例如,您可以每隔 100 毫秒开始阅读下一篇文章。您甚至可以立即启动它们,但风险是您可能会向同一服务器发出太多请求,从而达到某些服务器限制。因此,在文章处理启动之间稍微延迟可能更为谨慎。要获得这样的中间延迟,您可以使用这个通用函数:
const delay = ms => new Promise(resolve => setTimeout(resolve, ms));
实现整体想法的最简单方法是将文章处理的代码放在单独的函数中:
const processArticle = async (article) = {
console.log('Processing article with name: ', article.title)
const { title, sourceUrl, id, publishedAt } = article
//scraping content from the source url and returning the markup of the single article
const markup = await scraper(sourceUrl)
//using gpt to perform some tasks on the markup returned from scrapping
const data = await askGpt(markup)
//using dall e to generate an image
const generatedImageUrl = await generateImg(data?.imageDescription)
//downloading the image from the url and uploading it to s3
const s3ImageUrl = await generateImgUrl(generatedImageUrl, title, id)
//uploading the article to strapi using post request
const newTitle = data?.title
const newMarkup = data?.content
const description = data?.abstract
const categories = data?.categories
console.log('pushing article to strapi')
await createPost(
newTitle,
description,
newMarkup,
s3ImageUrl,
publishedAt,
categories
)
console.log('article processing completed...')
};
此处没有更改代码;它刚刚被转移到一个函数中。
现在您的主函数可以执行上述函数而无需等待。
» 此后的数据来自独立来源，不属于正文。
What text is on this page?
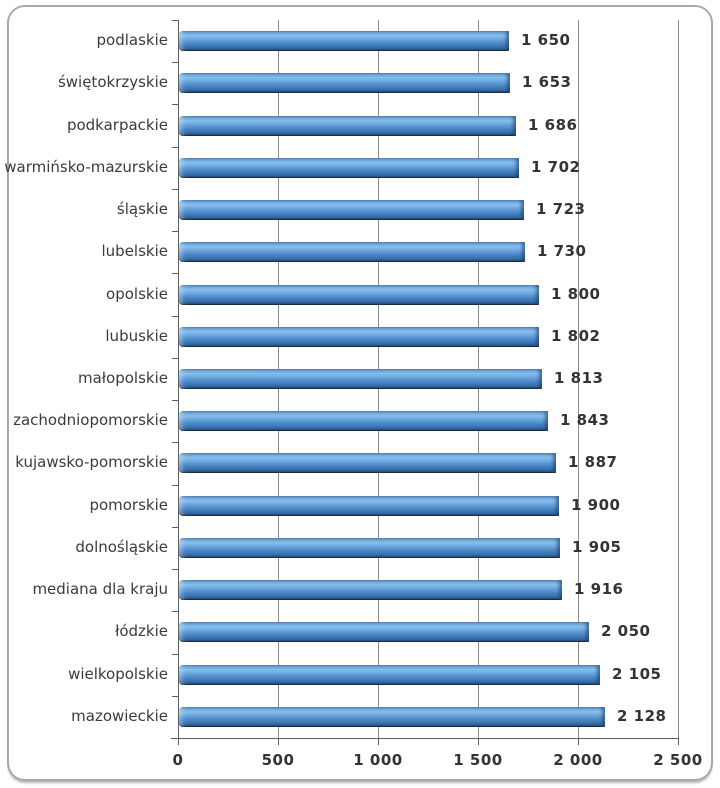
0	500	1 000	1 500	2 000	2 500
podlaskie	1 650
świętokrzyskie	1 653
podkarpackie	1 686
warmińsko-mazurskie	1 702
śląskie	1 723
lubelskie	1 730
opolskie	1 800
lubuskie	1 802
małopolskie	1 813
zachodniopomorskie	1 843
kujawsko-pomorskie	1 887
pomorskie	1 900
dolnośląskie	1 905
mediana dla kraju	1 916
łódzkie	2 050
wielkopolskie	2 105
mazowieckie	2 128
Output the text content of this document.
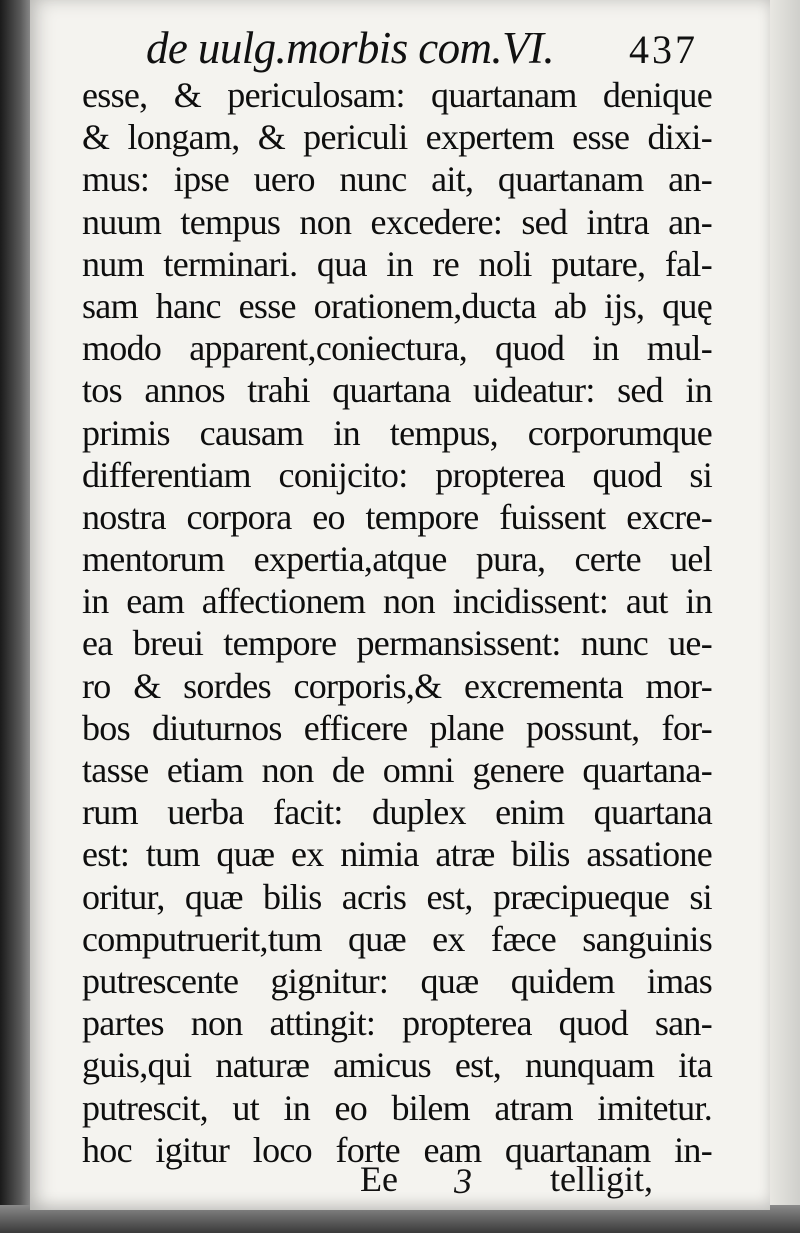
de uulg.morbis com.VI. 437
esse, & periculosam: quartanam denique
& longam, & periculi expertem esse dixi-
mus: ipse uero nunc ait, quartanam an-
nuum tempus non excedere: sed intra an-
num terminari. qua in re noli putare, fal-
sam hanc esse orationem,ducta ab ijs, quę
modo apparent,coniectura, quod in mul-
tos annos trahi quartana uideatur: sed in
primis causam in tempus, corporumque
differentiam conijcito: propterea quod si
nostra corpora eo tempore fuissent excre-
mentorum expertia,atque pura, certe uel
in eam affectionem non incidissent: aut in
ea breui tempore permansissent: nunc ue-
ro & sordes corporis,& excrementa mor-
bos diuturnos efficere plane possunt, for-
tasse etiam non de omni genere quartana-
rum uerba facit: duplex enim quartana
est: tum quæ ex nimia atræ bilis assatione
oritur, quæ bilis acris est, præcipueque si
computruerit,tum quæ ex fæce sanguinis
putrescente gignitur: quæ quidem imas
partes non attingit: propterea quod san-
guis,qui naturæ amicus est, nunquam ita
putrescit, ut in eo bilem atram imitetur.
hoc igitur loco forte eam quartanam in-
Ee 3 telligit,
相反,它可以捕获它返回的承诺(将处于待处理状态),并将此类承诺收集在数组中。这意味着现在将对不同的文章提出多个请求,而无需等待他们的回复。最后,您可能希望等待所有这些承诺都已解决。
这是你原来的函数的样子:
const fetchAndProcessNews = async (queryString, from) => {
const query = {
queryString,
from,
size: 1,
}
try {
console.log('Fetching news...')
const { articles } = await searchApi.getNews(query)
console.log('total articles fetched:', articles.length)
console.log('Fetched news:', articles)
if (articles && articles.length > 0) {
console.log('Processing news...')
// looping through all the articles fetched from api
const promises = [];
for (const article of articles) {
promises.push(processArticle(article)); // We don't await!
await delay(100); // Determine which delay is suitable
}
// All articles are now being processed; wait for all to finish (optional)
await promise.allSettled(promises);
} else {
console.log('No articles found')
}
} catch (error) {
console.error('Error fetching news:', error.message)
}
}
await Promise.allSettled
操作是可选的,但它对于 fetchAndProcessNews
的调用者很有用,因为只有在所有操作完成后,他们得到的承诺才会得到解决。